Pedestal sump pumps have a motor mounted on top of a pedestal, which sits outside of the sump pit. These types of sump pumps are typically less expensive and easier to access for maintenance, but they’re also louder and less powerful than submersible sump pumps.

Submersible Sump Pumps

Submersible sump pumps, on the other hand, are completely submerged in the sump pit. These pumps are typically more expensive and harder to access for maintenance, but they’re also quieter and more powerful than pedestal sump pumps.

When choosing between a pedestal and submersible sump pump, consider factors such as your budget, the size of your sump pit, and how often you’ll need to access the pump for maintenance.

Tools and Materials You'll Need

Now that you know the different types of sump pumps, let’s talk about the tools and materials you’ll need to install a sump pump.


  • Power drill
  • Adjustable wrench
  • Pipe wrench
  • PVC saw
  • Screwdriver
  • Level
  • Safety glasses
  • Gloves
  • Bucket
  • Shovel


  • Sump pump
  • Check valve
  • PVC pipes and fittings
  • Gravel
  • Sump pit liner
  • Concrete or mortar mix

Now that you have all the necessary tools and materials, let’s walk through the step-by-step process of installing a sump pump.

Step 1: Choose the Location
The first step in installing a sump pump is to choose the location for the sump pit. The sump pit should be located in the lowest point of your basement or crawlspace, where water tends to accumulate.

Step 2: Dig the Sump Pit
Using a shovel, dig a hole for the sump pit. The hole should be deep enough to accommodate the sump pit liner and leave at least 12 inches of space around the liner.
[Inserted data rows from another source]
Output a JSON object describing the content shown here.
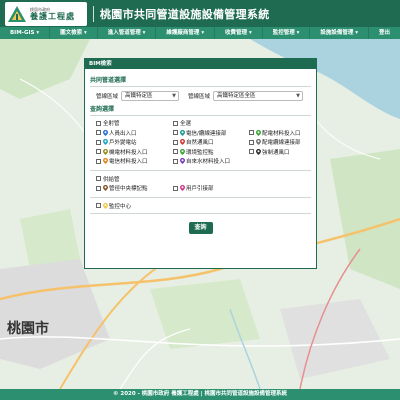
{
  "header": {
    "logo_small": "桃園市政府",
    "logo_name": "養護工程處",
    "title": "桃園市共同管道設施設備管理系統"
  },
  "nav": {
    "items": [
      "BIM-GIS ▾",
      "圖文檢索 ▾",
      "進入管道管理 ▾",
      "維護廠商管理 ▾",
      "收費管理 ▾",
      "監控管理 ▾",
      "設施設備管理 ▾",
      "登出"
    ]
  },
  "map": {
    "city_label": "桃園市"
  },
  "modal": {
    "title": "BIM檢索",
    "section_pipe": "共同管道選擇",
    "area_label_1": "管線區域",
    "area_value_1": "高鐵特定區",
    "area_label_2": "管線區域",
    "area_value_2": "高鐵特定區全區",
    "section_query": "查詢選擇",
    "options": [
      {
        "label": "全射管",
        "icon": null
      },
      {
        "label": "全選",
        "icon": null
      },
      {
        "label": "",
        "icon": null
      },
      {
        "label": "人員出入口",
        "icon": "pin-blue"
      },
      {
        "label": "電信/纜線連接部",
        "icon": "pin-teal"
      },
      {
        "label": "配電材料投入口",
        "icon": "pin-green"
      },
      {
        "label": "戶外變電站",
        "icon": "pin-cyan"
      },
      {
        "label": "自然通風口",
        "icon": "pin-red"
      },
      {
        "label": "配電纜線連接部",
        "icon": "pin-gray"
      },
      {
        "label": "機電材料投入口",
        "icon": "pin-olive"
      },
      {
        "label": "環境監控點",
        "icon": "pin-green"
      },
      {
        "label": "強制通風口",
        "icon": "pin-dark"
      },
      {
        "label": "電信材料投入口",
        "icon": "pin-orange"
      },
      {
        "label": "自來水材料投入口",
        "icon": "pin-purple"
      }
    ],
    "options2": [
      {
        "label": "供給管",
        "icon": null
      },
      {
        "label": "",
        "icon": null
      },
      {
        "label": "管徑中央標記點",
        "icon": "pin-brown"
      },
      {
        "label": "用戶引接部",
        "icon": "pin-pink"
      }
    ],
    "option_monitor": "監控中心",
    "query_button": "查詢"
  },
  "footer": {
    "text": "© 2020 - 桃園市政府 養護工程處 | 桃園市共同管道設施設備管理系統"
  },
  "colors": {
    "brand": "#1e6b52",
    "nav": "#2b8f70",
    "pin-blue": "#2a6fd6",
    "pin-teal": "#1f9c95",
    "pin-green": "#3aa43a",
    "pin-cyan": "#21a7c9",
    "pin-red": "#d43a3a",
    "pin-gray": "#777777",
    "pin-olive": "#9a8f1f",
    "pin-dark": "#333333",
    "pin-orange": "#e08a1e",
    "pin-purple": "#7a3ec4",
    "pin-brown": "#8b5a2b",
    "pin-pink": "#d23c8a"
  }
}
Step 3: Install the Sump Pit Liner
Place the sump pit liner in the hole and make sure it’s level. Surround the liner with gravel to help with drainage.

Step 4: Install the Sump Pump
Place the sump pump in the sump pit and attach the check valve to the pump’s discharge pipe.

Step 5: Install the PVC Pipes
Connect the PVC pipes to the check valve and extend them above ground level. The pipes should be sloped away from the sump pit to ensure proper drainage. Use PVC glue to secure the pipes and fittings together.

Step 6: Seal the Sump Pit
Mix concrete or mortar mix and use it to seal the sump pit around the liner. Make sure the lid of the sump pit fits securely on top.

Step 7: Test the Sump Pump
Fill the sump pit with water and turn on the sump pump. Make sure the water is being pumped out of the pit and away from your home. If everything looks good, congratulations! You have successfully installed a sump pump.

Pedestal Sump Pump
Submersible Sump Pump


  1. How often should I check my sump pump?
  • It’s recommended that you check your sump pump at least once a year to ensure it’s functioning properly.
  1. Can I install a sump pump myself?
  • Yes, you can install a sump pump yourself if you have the necessary tools and knowledge. However, if you’re not confident in your abilities, it’s always best to hire a professional.
  1. How long do sump pumps last?
  • The lifespan of a sump pump depends on factors such as usage, quality, and maintenance. On average, a sump pump can last between 5-10 years.


Installing a sump pump is a great way to protect your home from water damage. By following this beginner’s guide, you now have the knowledge and tools necessary to install a sump pump yourself.

Remember to choose the right type of sump pump, gather all necessary tools and materials, and follow the step-by-step process. With a functioning sump pump, you can enjoy a dry and healthy living space.